Awakening in the ship of a group mind called the Jinc, Imre Bergamasc (Banks-ian name, no?) finds himself clearing cobwebs from his brain. Trying to get his bearings, he discovers he is also now in a woman’s body. Talking with the mouthpieces of the Jinc, Imre learns that his consciousness was discovered lining the insides of a large metal drum far, far from the galactic center, and that an attack on the drum destroyed parts of it, in turn rendering portions of his memory inaccessible in his new body. The Jinc often ambivalent in their answers to his questions, things become clearer when a mercurial sphere in the ship’s museum offers him the truth, or at least what is purported as. Conflicted, Imre follows his heart and takes action. The road thereafter taking him to lost memories and friends of old, problem is, some would have been better served left in the past.
Though Saturn Returns is unequivocally a work of space opera, Williams locates the story in Imre’s perspective throughout. His existence fractal enough, there are not multiple viewpoints like Reynolds’ Revelation Space or Dan Simmons’ Hyperion. Toeing the line between transparency and mystery, Williams plays out the line of Imre’s history one scene at a time through the characters he meets and the knowledge they possess, keeping his story character focused on the present, letting their histories fill in the universe.
Problem is, the universe building is wadded onto the bits of dialogue between these characters. Conversation operating as grounds for info dumping rather than real human interaction, the crew that assembles around Imre serve are historians rather than ‘old buddies’ from a plot perspective. The informational content so heavy, in fact, I’ve come to see the novel as truly a stage setting for later stories in the Astropolis universe, rather than plot-centric space opera. The actual events that transpire in the main storyline capable of being described in a briefer volume, lovers of such epic science fiction will revel in Williams’ creation, particularly for the level of detail and scope, the personal to galactic empire.
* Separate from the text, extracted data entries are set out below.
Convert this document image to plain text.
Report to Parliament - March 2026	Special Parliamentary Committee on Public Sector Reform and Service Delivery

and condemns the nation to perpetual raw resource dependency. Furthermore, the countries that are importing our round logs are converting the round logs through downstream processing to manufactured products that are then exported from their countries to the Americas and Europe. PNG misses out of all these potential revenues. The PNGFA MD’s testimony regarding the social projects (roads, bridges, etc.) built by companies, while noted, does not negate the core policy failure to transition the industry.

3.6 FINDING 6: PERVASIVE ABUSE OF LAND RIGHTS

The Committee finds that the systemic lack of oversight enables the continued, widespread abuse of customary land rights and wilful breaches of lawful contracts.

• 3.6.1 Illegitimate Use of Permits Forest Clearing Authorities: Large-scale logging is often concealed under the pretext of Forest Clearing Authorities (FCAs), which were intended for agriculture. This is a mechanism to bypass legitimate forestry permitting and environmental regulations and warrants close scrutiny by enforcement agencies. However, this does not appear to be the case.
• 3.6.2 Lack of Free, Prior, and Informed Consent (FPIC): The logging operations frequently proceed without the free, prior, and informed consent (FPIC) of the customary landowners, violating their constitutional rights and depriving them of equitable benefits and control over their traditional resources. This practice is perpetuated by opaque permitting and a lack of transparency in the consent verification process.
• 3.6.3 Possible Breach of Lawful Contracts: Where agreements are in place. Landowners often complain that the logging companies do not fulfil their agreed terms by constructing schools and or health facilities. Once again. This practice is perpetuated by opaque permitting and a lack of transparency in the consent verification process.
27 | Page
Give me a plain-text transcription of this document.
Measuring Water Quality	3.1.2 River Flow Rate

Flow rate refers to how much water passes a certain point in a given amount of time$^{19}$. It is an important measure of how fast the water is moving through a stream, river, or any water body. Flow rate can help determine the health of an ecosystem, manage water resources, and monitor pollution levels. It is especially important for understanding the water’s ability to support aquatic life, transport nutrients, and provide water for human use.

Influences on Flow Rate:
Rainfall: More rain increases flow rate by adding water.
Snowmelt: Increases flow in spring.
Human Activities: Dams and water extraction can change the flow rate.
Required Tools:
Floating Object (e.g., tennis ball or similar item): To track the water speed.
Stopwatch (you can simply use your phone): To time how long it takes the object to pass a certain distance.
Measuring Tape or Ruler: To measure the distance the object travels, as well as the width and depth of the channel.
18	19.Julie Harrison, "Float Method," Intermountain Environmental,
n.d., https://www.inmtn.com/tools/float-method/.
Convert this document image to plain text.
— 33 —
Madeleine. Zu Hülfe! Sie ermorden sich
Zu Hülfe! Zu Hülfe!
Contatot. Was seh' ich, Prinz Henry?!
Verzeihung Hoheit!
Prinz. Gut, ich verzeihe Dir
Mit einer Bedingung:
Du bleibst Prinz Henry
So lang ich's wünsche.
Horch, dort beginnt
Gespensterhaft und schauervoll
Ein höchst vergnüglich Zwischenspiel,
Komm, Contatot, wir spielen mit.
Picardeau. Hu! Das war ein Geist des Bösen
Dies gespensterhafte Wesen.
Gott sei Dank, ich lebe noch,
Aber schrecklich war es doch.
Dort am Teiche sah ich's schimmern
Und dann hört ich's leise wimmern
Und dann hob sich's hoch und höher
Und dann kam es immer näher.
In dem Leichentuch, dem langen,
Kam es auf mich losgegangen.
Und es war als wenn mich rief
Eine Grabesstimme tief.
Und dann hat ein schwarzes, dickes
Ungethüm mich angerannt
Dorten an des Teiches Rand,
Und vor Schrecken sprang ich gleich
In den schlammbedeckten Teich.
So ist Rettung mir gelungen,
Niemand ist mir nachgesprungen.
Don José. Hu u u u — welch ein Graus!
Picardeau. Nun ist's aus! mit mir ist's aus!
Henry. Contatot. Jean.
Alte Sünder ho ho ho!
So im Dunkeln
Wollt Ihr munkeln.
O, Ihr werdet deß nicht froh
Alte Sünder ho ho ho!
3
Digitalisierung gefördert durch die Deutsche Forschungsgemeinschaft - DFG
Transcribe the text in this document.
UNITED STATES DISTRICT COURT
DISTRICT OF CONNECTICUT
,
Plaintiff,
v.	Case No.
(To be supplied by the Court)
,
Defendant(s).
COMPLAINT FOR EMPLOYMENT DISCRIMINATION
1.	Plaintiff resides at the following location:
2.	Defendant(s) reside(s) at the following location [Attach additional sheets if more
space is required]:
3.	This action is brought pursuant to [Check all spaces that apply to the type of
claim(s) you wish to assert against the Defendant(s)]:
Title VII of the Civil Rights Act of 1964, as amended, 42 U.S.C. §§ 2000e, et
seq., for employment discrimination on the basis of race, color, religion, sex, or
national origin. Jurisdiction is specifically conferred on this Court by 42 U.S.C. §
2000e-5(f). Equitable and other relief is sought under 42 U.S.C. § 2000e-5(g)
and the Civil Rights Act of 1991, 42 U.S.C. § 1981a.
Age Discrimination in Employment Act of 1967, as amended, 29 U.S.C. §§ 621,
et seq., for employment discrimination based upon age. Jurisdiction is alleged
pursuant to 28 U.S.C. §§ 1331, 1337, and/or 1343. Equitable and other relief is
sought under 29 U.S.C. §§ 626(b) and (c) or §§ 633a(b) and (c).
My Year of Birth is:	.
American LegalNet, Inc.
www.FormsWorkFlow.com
In the end, Saturn Returns is science fiction for the contemporary market. From the gray characterization to the significant effort in detailing a post-singularity universe, readers in that niche of genre will melt into the book. It has the breadth of Reynolds’ science fictional universe and the bleak isolation of Banks’ space narratives. This is certainly not to say Williams is a copycat; he is not. Only that the story fits very comfortably into that sub-genre and would be a great place to start looking into the oeuvre of Australia’s most prolific science fiction writer.